Le site Web du Musée juif de l’exposition » Afterlives: Recovering the Lost Stories of Looted Art « , récemment fermée, qui s’est déroulée d’août 2021 à janvier 2022, note qu’environ un million d’œuvres d’art volées ont été récupérées après la guerre. Environ 600 000 de ces œuvres sont des peintures, dont 100 000 sont toujours portées disparues , selon Stuart Eizenstat, représentant spécial du président et secrétaire d’État sur les questions de l’époque de l’Holocauste sous l’administration Clinton.

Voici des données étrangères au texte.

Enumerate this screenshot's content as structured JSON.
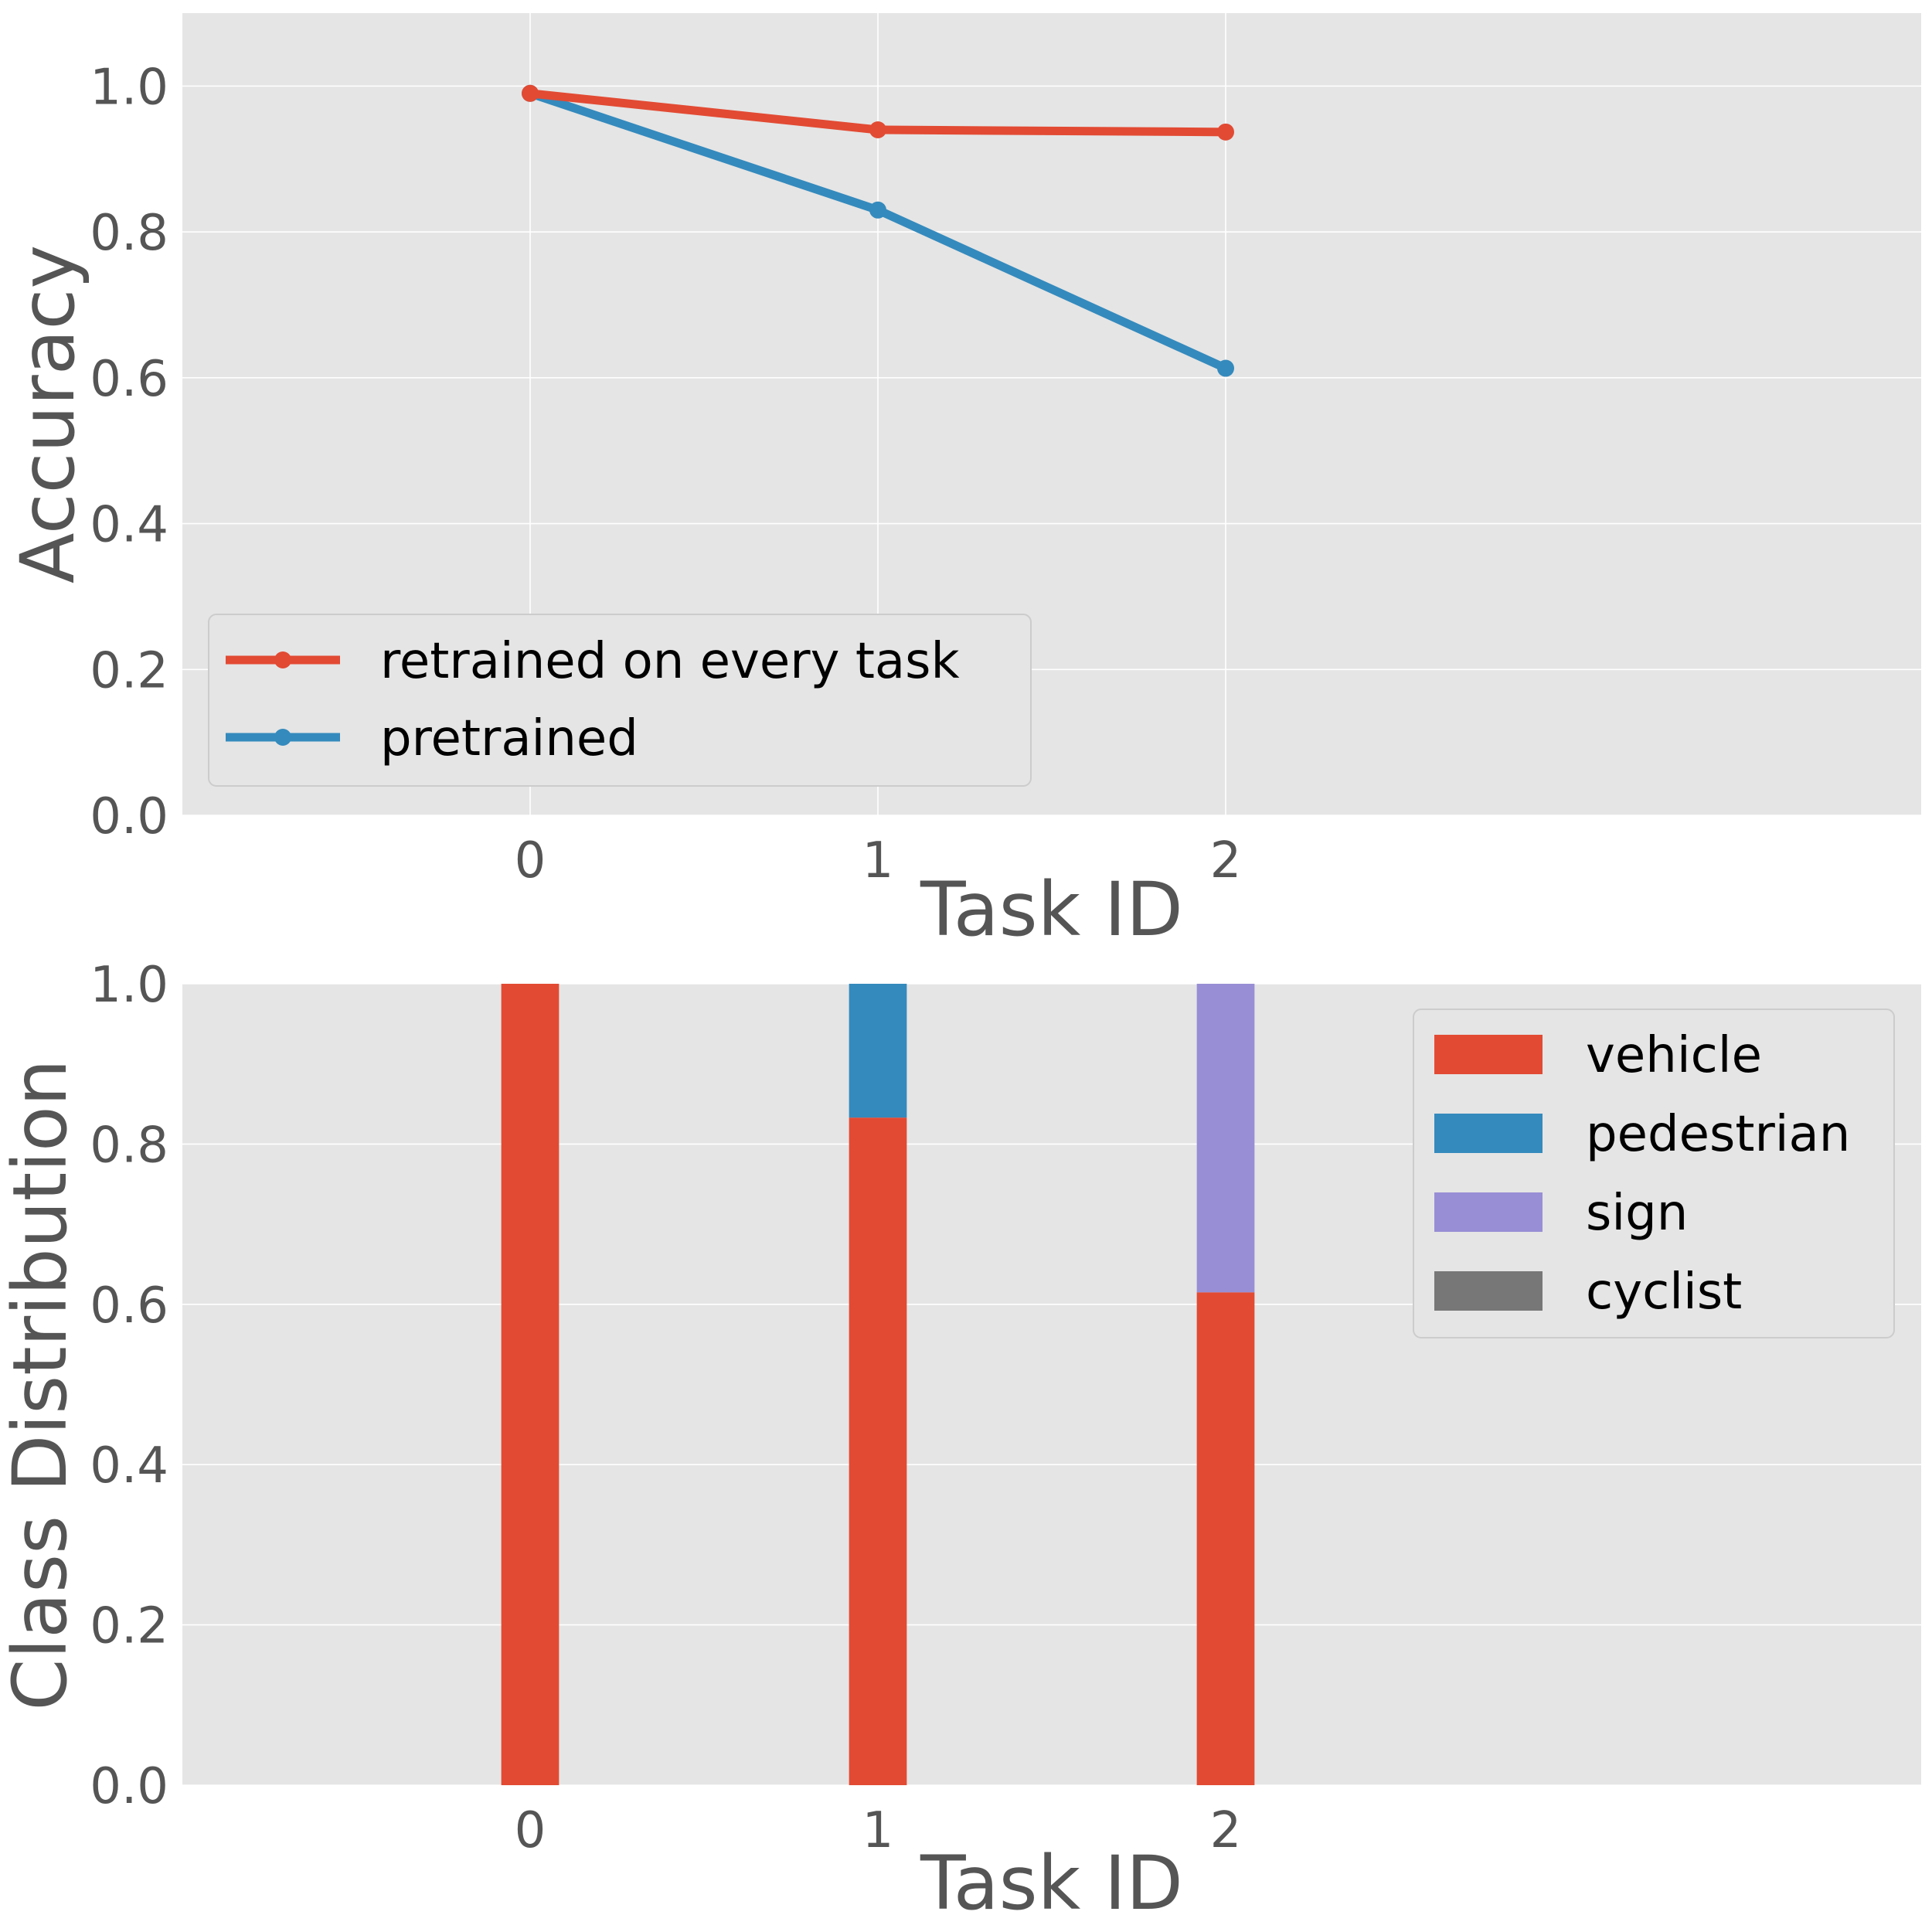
{
  "chart_data": [
    {
      "type": "line",
      "xlabel": "Task ID",
      "ylabel": "Accuracy",
      "x": [
        0,
        1,
        2
      ],
      "xlim": [
        -1,
        4
      ],
      "ylim": [
        0,
        1.1
      ],
      "xticks": [
        "0",
        "1",
        "2"
      ],
      "yticks": [
        "0.0",
        "0.2",
        "0.4",
        "0.6",
        "0.8",
        "1.0"
      ],
      "grid": true,
      "legend": "lower-left",
      "series": [
        {
          "name": "retrained on every task",
          "values": [
            0.99,
            0.94,
            0.937
          ],
          "color": "#e24a33"
        },
        {
          "name": "pretrained",
          "values": [
            0.99,
            0.83,
            0.613
          ],
          "color": "#348abd"
        }
      ]
    },
    {
      "type": "bar",
      "stacked": true,
      "xlabel": "Task ID",
      "ylabel": "Class Distribution",
      "categories": [
        "0",
        "1",
        "2"
      ],
      "xlim": [
        -1,
        4
      ],
      "ylim": [
        0,
        1.0
      ],
      "xticks": [
        "0",
        "1",
        "2"
      ],
      "yticks": [
        "0.0",
        "0.2",
        "0.4",
        "0.6",
        "0.8",
        "1.0"
      ],
      "grid": true,
      "legend": "top-right",
      "series": [
        {
          "name": "vehicle",
          "values": [
            1.0,
            0.833,
            0.615
          ],
          "color": "#e24a33"
        },
        {
          "name": "pedestrian",
          "values": [
            0.0,
            0.167,
            0.0
          ],
          "color": "#348abd"
        },
        {
          "name": "sign",
          "values": [
            0.0,
            0.0,
            0.385
          ],
          "color": "#988ed5"
        },
        {
          "name": "cyclist",
          "values": [
            0.0,
            0.0,
            0.0
          ],
          "color": "#777777"
        }
      ]
    }
  ]
}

Le Guardian rapporte que les principaux organes directeurs de la communauté juive espagnole ont soumis des mémoires au tribunal en soutien à la famille Cassirer, décrivant la querelle de plusieurs années comme exacerbant les blessures profondes laissées par l’Holocauste. « D’autres préjudices et offenses [sont] causés à la population juive d’Espagne lorsqu’une institution financée par le gouvernement affiche publiquement et revendique la propriété légitime d’une œuvre artistique pillée par les nazis pendant l’Holocauste », a déclaré la Communauté juive de Madrid et la Fédération des juifs. Communautés en Espagne ont déclaré dans leur soumission.
La décision SCOTUS devrait être rendue dans quatre à six semaines.
Entre 1933 et 1945, les nazis ont volé, pillé, saisi ou détruit 600 000 œuvres d’art en Europe, selon un rapport du Congrès américain. Malgré des efforts de restitution, les conflits sont fréquents entre anciens et nouveaux propriétaires, et les tribunaux des deux côtés de l’Atlantique sont régulièrement amenés à intervenir.
Outre la toile « Rue Saint-Honoré », d’autres tableaux de Pissaro ont fait l’objet d’intenses querelles juridiques, dont « la Cueillette des Pois » – au sujet duquel s’opposent un couple de collectionneurs américains et une famille juive française -, ou « La Bergère rentrant ses moutons » – une héritière ayant finalement renoncé à ses droits au profit de l’Université de l’Oklahoma.